Appendix S1 Code and LUTs Repository
ICD10 to Infection Source Mapping Table
https://github.com/kevihiiin/EHR-Indication-Processing/blob/main/00_Data/LUTs/icd10_ccsr_mapping.csv
Appendix S2 Regex Rule Builder
Appendix S3 GPT4 Prediction Prompt (API)
System prompt:
You are a helpful and precise UK medical expert; you have been given a list of indications describing why antibiotics were prescribed to patients in a hospital. You have been asked to **label** these indications into categories.

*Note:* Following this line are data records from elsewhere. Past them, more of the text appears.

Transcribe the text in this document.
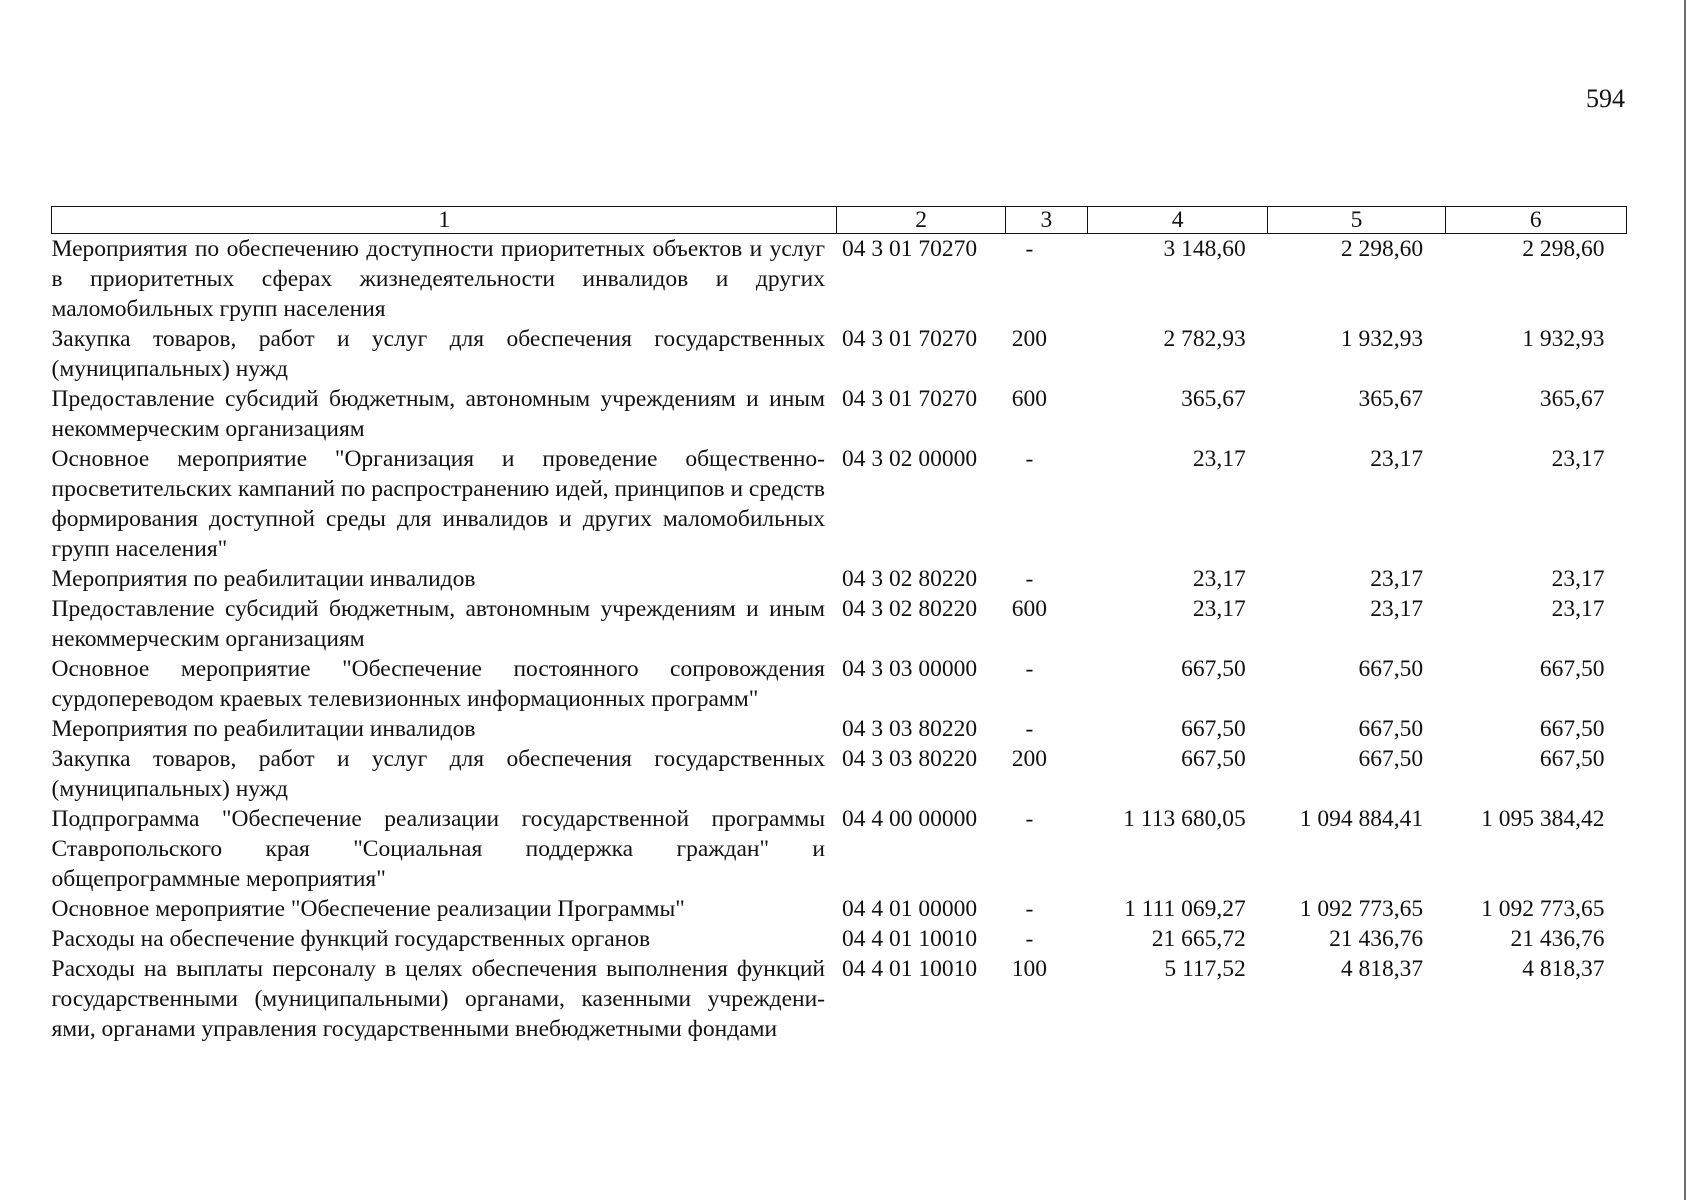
594
1	2	3	4	5	6
Мероприятия по обеспечению доступности приоритетных объектов и услуг в приоритетных сферах жизнедеятельности инвалидов и других маломобильных групп населения	04 3 01 70270	-	3 148,60	2 298,60	2 298,60
Закупка товаров, работ и услуг для обеспечения государственных (муниципальных) нужд	04 3 01 70270	200	2 782,93	1 932,93	1 932,93
Предоставление субсидий бюджетным, автономным учреждениям и иным некоммерческим организациям	04 3 01 70270	600	365,67	365,67	365,67
Основное мероприятие "Организация и проведение общественно-просветительских кампаний по распространению идей, принципов и средств формирования доступной среды для инвалидов и других маломобильных групп населения"	04 3 02 00000	-	23,17	23,17	23,17
Мероприятия по реабилитации инвалидов	04 3 02 80220	-	23,17	23,17	23,17
Предоставление субсидий бюджетным, автономным учреждениям и иным некоммерческим организациям	04 3 02 80220	600	23,17	23,17	23,17
Основное мероприятие "Обеспечение постоянного сопровождения сурдопереводом краевых телевизионных информационных программ"	04 3 03 00000	-	667,50	667,50	667,50
Мероприятия по реабилитации инвалидов	04 3 03 80220	-	667,50	667,50	667,50
Закупка товаров, работ и услуг для обеспечения государственных (муниципальных) нужд	04 3 03 80220	200	667,50	667,50	667,50
Подпрограмма "Обеспечение реализации государственной программы Ставропольского края "Социальная поддержка граждан" и общепрограммные мероприятия"	04 4 00 00000	-	1 113 680,05	1 094 884,41	1 095 384,42
Основное мероприятие "Обеспечение реализации Программы"	04 4 01 00000	-	1 111 069,27	1 092 773,65	1 092 773,65
Расходы на обеспечение функций государственных органов	04 4 01 10010	-	21 665,72	21 436,76	21 436,76
Расходы на выплаты персоналу в целях обеспечения выполнения функций государственными (муниципальными) органами, казенными учреждени-ями, органами управления государственными внебюджетными фондами	04 4 01 10010	100	5 117,52	4 818,37	4 818,37
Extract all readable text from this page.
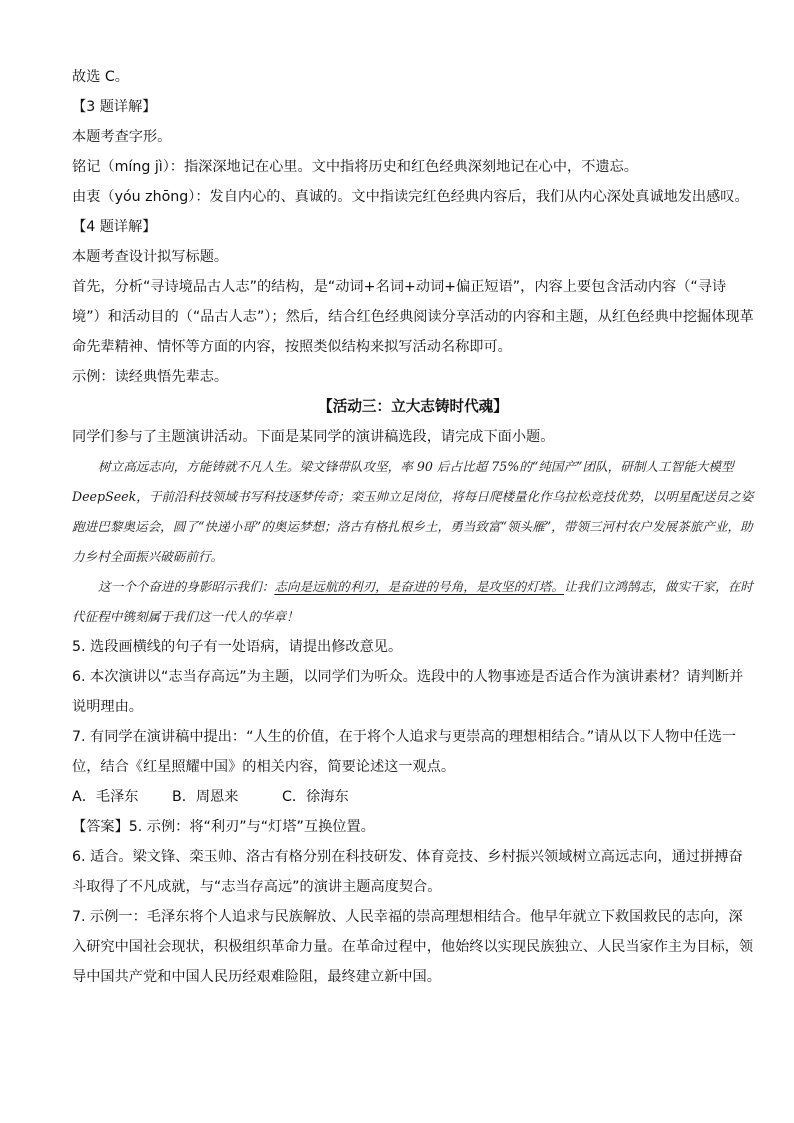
故选 C。

【3 题详解】

本题考查字形。

铭记（míng jì）：指深深地记在心里。文中指将历史和红色经典深刻地记在心中，不遗忘。

由衷（yóu zhōng）：发自内心的、真诚的。文中指读完红色经典内容后，我们从内心深处真诚地发出感叹。

【4 题详解】

本题考查设计拟写标题。

首先，分析“寻诗境品古人志”的结构，是“动词+名词+动词+偏正短语”，内容上要包含活动内容（“寻诗境”）和活动目的（“品古人志”）；然后，结合红色经典阅读分享活动的内容和主题，从红色经典中挖掘体现革命先辈精神、情怀等方面的内容，按照类似结构来拟写活动名称即可。

示例：读经典悟先辈志。

【活动三：立大志铸时代魂】

同学们参与了主题演讲活动。下面是某同学的演讲稿选段，请完成下面小题。

树立高远志向，方能铸就不凡人生。梁文锋带队攻坚，率 90 后占比超 75%的“纯国产”团队，研制人工智能大模型 DeepSeek，于前沿科技领域书写科技逐梦传奇；栾玉帅立足岗位，将每日爬楼量化作乌拉松竞技优势，以明星配送员之姿跑进巴黎奥运会，圆了“快递小哥”的奥运梦想；洛古有格扎根乡土，勇当致富“领头雁”，带领三河村农户发展茶旅产业，助力乡村全面振兴破砺前行。

这一个个奋进的身影昭示我们：志向是远航的利刃，是奋进的号角，是攻坚的灯塔。让我们立鸿鹄志，做实干家，在时代征程中镌刻属于我们这一代人的华章！

5. 选段画横线的句子有一处语病，请提出修改意见。

6. 本次演讲以“志当存高远”为主题，以同学们为听众。选段中的人物事迹是否适合作为演讲素材？请判断并说明理由。

7. 有同学在演讲稿中提出：“人生的价值，在于将个人追求与更崇高的理想相结合。”请从以下人物中任选一位，结合《红星照耀中国》的相关内容，简要论述这一观点。

A．毛泽东	B．周恩来	C．徐海东

【答案】5. 示例：将“利刃”与“灯塔”互换位置。

6. 适合。梁文锋、栾玉帅、洛古有格分别在科技研发、体育竞技、乡村振兴领域树立高远志向，通过拼搏奋斗取得了不凡成就，与“志当存高远”的演讲主题高度契合。

7. 示例一：毛泽东将个人追求与民族解放、人民幸福的崇高理想相结合。他早年就立下救国救民的志向，深入研究中国社会现状，积极组织革命力量。在革命过程中，他始终以实现民族独立、人民当家作主为目标，领导中国共产党和中国人民历经艰难险阻，最终建立新中国。
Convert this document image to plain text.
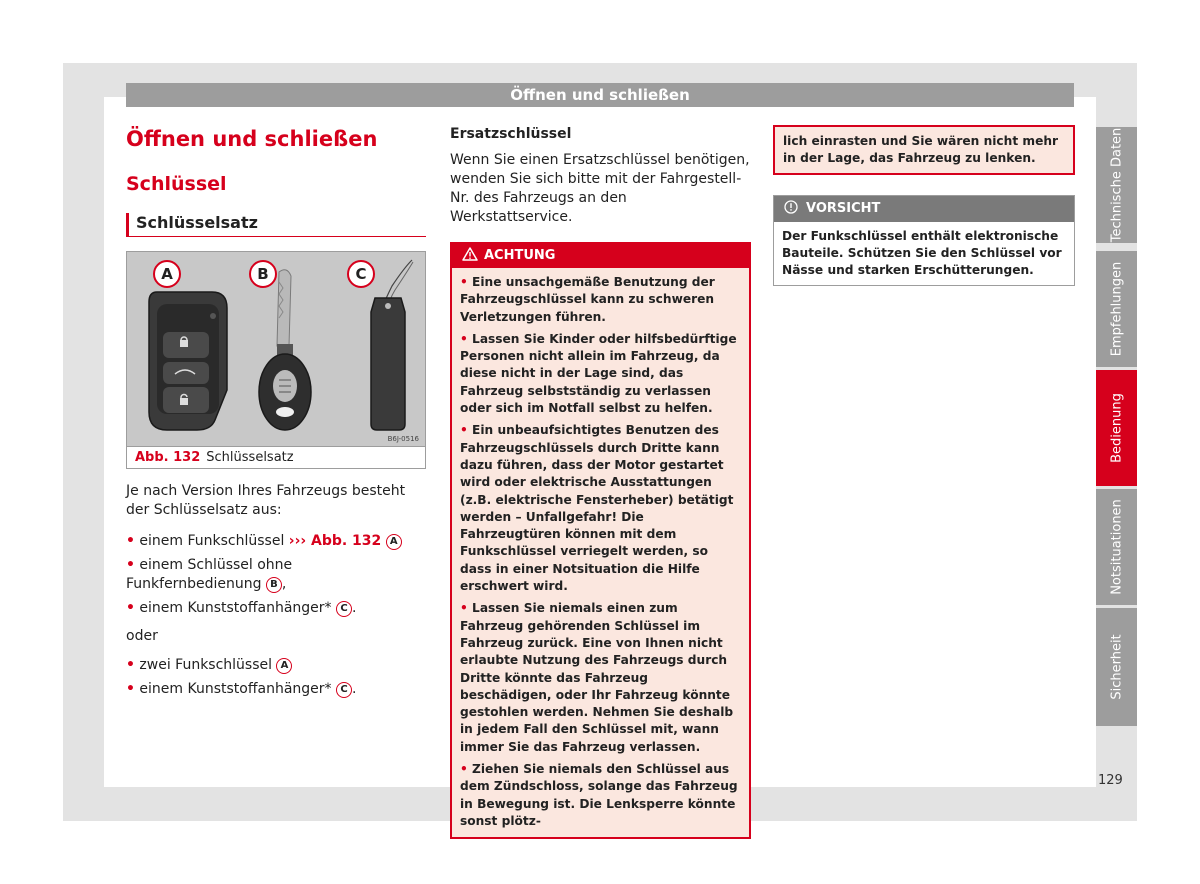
Öffnen und schließen
Technische Daten
Empfehlungen
Bedienung
Notsituationen
Sicherheit
129
Öffnen und schließen
Schlüssel
Schlüsselsatz
A	B	C
B6J-0516
Abb. 132 Schlüsselsatz
Je nach Version Ihres Fahrzeugs besteht der Schlüsselsatz aus:
• einem Funkschlüssel ››› Abb. 132 A
• einem Schlüssel ohne Funkfernbedienung B ,
• einem Kunststoffanhänger* C .
oder
• zwei Funkschlüssel A
• einem Kunststoffanhänger* C .
Ersatzschlüssel
Wenn Sie einen Ersatzschlüssel benötigen, wenden Sie sich bitte mit der Fahrgestell-Nr. des Fahrzeugs an den Werkstattservice.
ACHTUNG
• Eine unsachgemäße Benutzung der Fahrzeugschlüssel kann zu schweren Verletzungen führen.
• Lassen Sie Kinder oder hilfsbedürftige Personen nicht allein im Fahrzeug, da diese nicht in der Lage sind, das Fahrzeug selbstständig zu verlassen oder sich im Notfall selbst zu helfen.
• Ein unbeaufsichtigtes Benutzen des Fahrzeugschlüssels durch Dritte kann dazu führen, dass der Motor gestartet wird oder elektrische Ausstattungen (z.B. elektrische Fensterheber) betätigt werden – Unfallgefahr! Die Fahrzeugtüren können mit dem Funkschlüssel verriegelt werden, so dass in einer Notsituation die Hilfe erschwert wird.
• Lassen Sie niemals einen zum Fahrzeug gehörenden Schlüssel im Fahrzeug zurück. Eine von Ihnen nicht erlaubte Nutzung des Fahrzeugs durch Dritte könnte das Fahrzeug beschädigen, oder Ihr Fahrzeug könnte gestohlen werden. Nehmen Sie deshalb in jedem Fall den Schlüssel mit, wann immer Sie das Fahrzeug verlassen.
• Ziehen Sie niemals den Schlüssel aus dem Zündschloss, solange das Fahrzeug in Bewegung ist. Die Lenksperre könnte sonst plötz-
lich einrasten und Sie wären nicht mehr in der Lage, das Fahrzeug zu lenken.
VORSICHT
Der Funkschlüssel enthält elektronische Bauteile. Schützen Sie den Schlüssel vor Nässe und starken Erschütterungen.
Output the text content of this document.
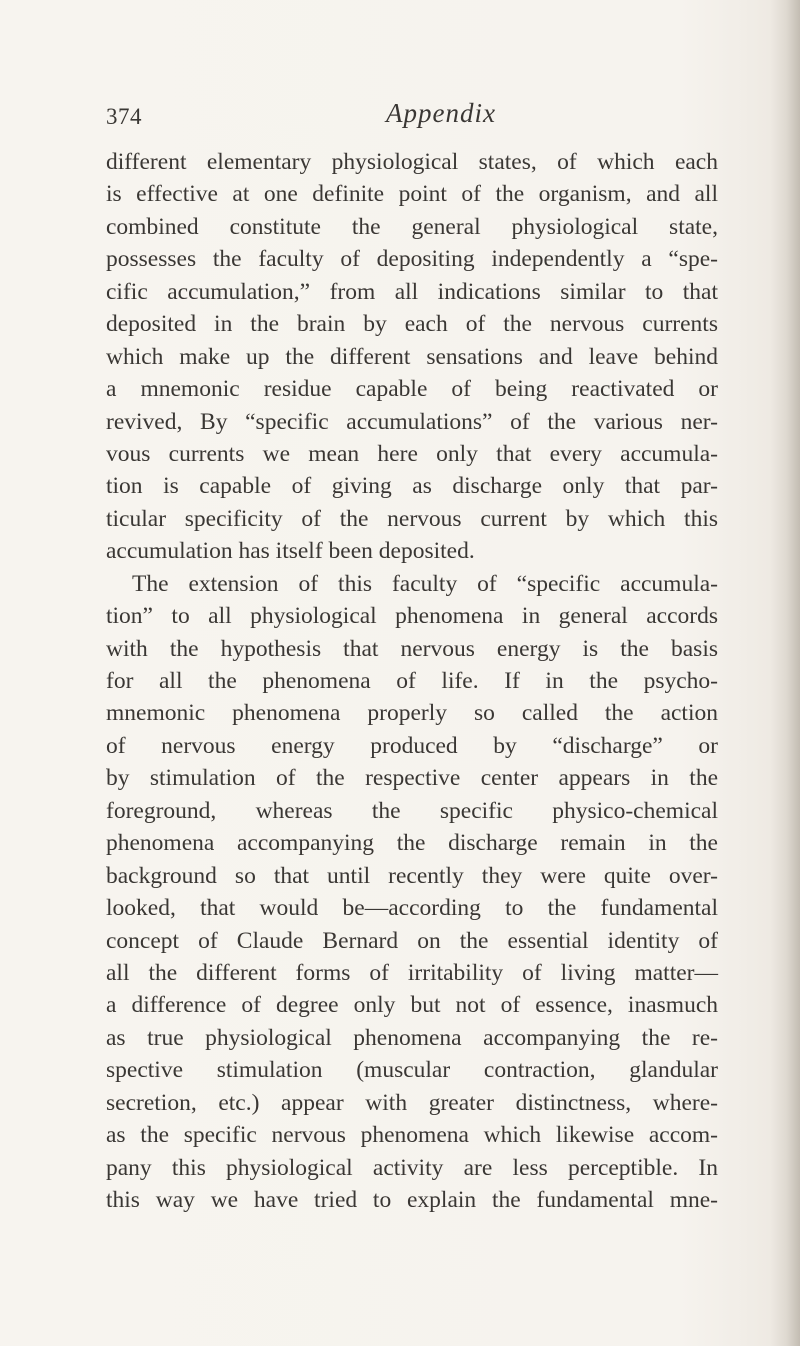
374	Appendix
different elementary physiological states, of which each
is effective at one definite point of the organism, and all
combined constitute the general physiological state,
possesses the faculty of depositing independently a “spe-
cific accumulation,” from all indications similar to that
deposited in the brain by each of the nervous currents
which make up the different sensations and leave behind
a mnemonic residue capable of being reactivated or
revived, By “specific accumulations” of the various ner-
vous currents we mean here only that every accumula-
tion is capable of giving as discharge only that par-
ticular specificity of the nervous current by which this
accumulation has itself been deposited.
The extension of this faculty of “specific accumula-
tion” to all physiological phenomena in general accords
with the hypothesis that nervous energy is the basis
for all the phenomena of life. If in the psycho-
mnemonic phenomena properly so called the action
of nervous energy produced by “discharge” or
by stimulation of the respective center appears in the
foreground, whereas the specific physico-chemical
phenomena accompanying the discharge remain in the
background so that until recently they were quite over-
looked, that would be—according to the fundamental
concept of Claude Bernard on the essential identity of
all the different forms of irritability of living matter—
a difference of degree only but not of essence, inasmuch
as true physiological phenomena accompanying the re-
spective stimulation (muscular contraction, glandular
secretion, etc.) appear with greater distinctness, where-
as the specific nervous phenomena which likewise accom-
pany this physiological activity are less perceptible. In
this way we have tried to explain the fundamental mne-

You can only choose from these categories which are: Urinary, Respiratory, Abdominal, Neurological, Skin Soft Tissue, Ent, Orthopaedic, Other Specific, No Specific Source, Prophylaxis, Uncertainty, Not Informative
Multiple categories are allowed.
When returning your answer, please return a json
User prompt:
This is the list of indications, return a json with the categories (multiple allowed) for each indication.
“abdo pathology”,
“sepsis ?hap”,
“artholin abscess”,
[…]
The results are then parsed from the JSON-formated response.
Appendix S4 GPT4 Token Limits
The number of supplied indications per request is limited by the number of output tokens. We determined that 300 input indications result in ∼3800 return tokens, leaving a 10% safety margin for the 4k return limit.